Monday, 18 November 2013

Words



Hey all,

Nothing super new in the world of my books since the last post that I put up here. Like I said last week, I don’t get to talk about Amazon specials and free days and all that now that I can’t really publish anything new (I think). I’m still working at Dreamstate II and the horror book in equal parts; I find switching back and forth helps to ward off feeling like my work is getting dull. To clarify, I mean that the work is boring to me, rather than the actual content is boring. This phenomenon is actually what I wanted to chat about today.

There are times for me, especially near the end of a book when I find it really hard to be motivated to get out the full word counts. My mind likes to wander and I become a lot more apt to let it roam free when I get into these grooves. It’s not that I find the work inherently boring, because a lot of the time I’m nearing in on, or actually working with some of the most exciting/ wrap up moments in the whole novel—it’s that I find the act of writing a bit tiresome. I’m sure it’s because I’m near the end of a project and I’ve run through the details of the story ten billion times over. I also tend to become aware of the fact that I’m really only about halfway done messing with the story because all of the bits that I want to change around in the first few rounds of edits become more and more clear (and I have to start taking notes on them). It gets to be a bit tiring looking back at everything I’ve done and knowing that I have a lot more work to do, none of which being the more fun creative moments.
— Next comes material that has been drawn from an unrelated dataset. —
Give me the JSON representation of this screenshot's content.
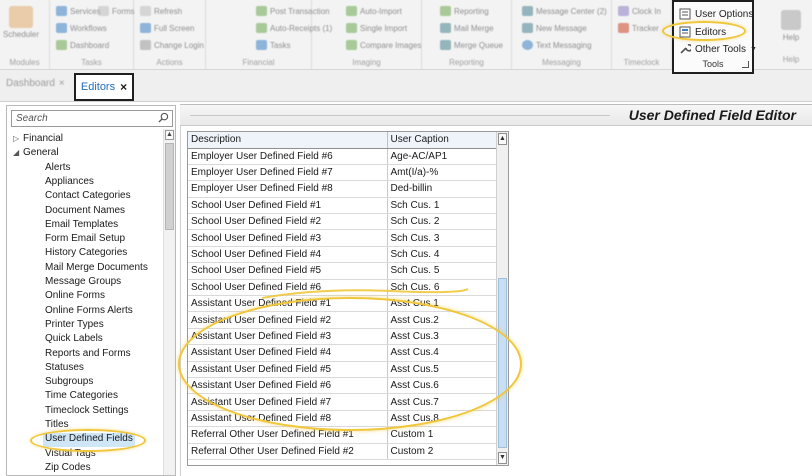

I have found, though, that mixing up my projects a little bit really does help me stick to what I’m doing. If I cut the word counts a bit, but make up the extra by working on a separate story, I feel like I’m getting just as much work done (overall) and I’m not stuck in the same world day in and day out. I think I’ve said before that I don’t want to end up hating the Dreamstate worlds, and I stand by that. I want to keep loving the worlds that I create and that means not feeling like I’m trapped until I force out the ending of a story. By mixing up the manuscripts, I can play around in different universes while still producing content for the first. I think it helps relax my brain and keeps me just a little bit more sane around the tail end of a project. With any luck, it’ll also make for far stronger endings to all the stuff I write.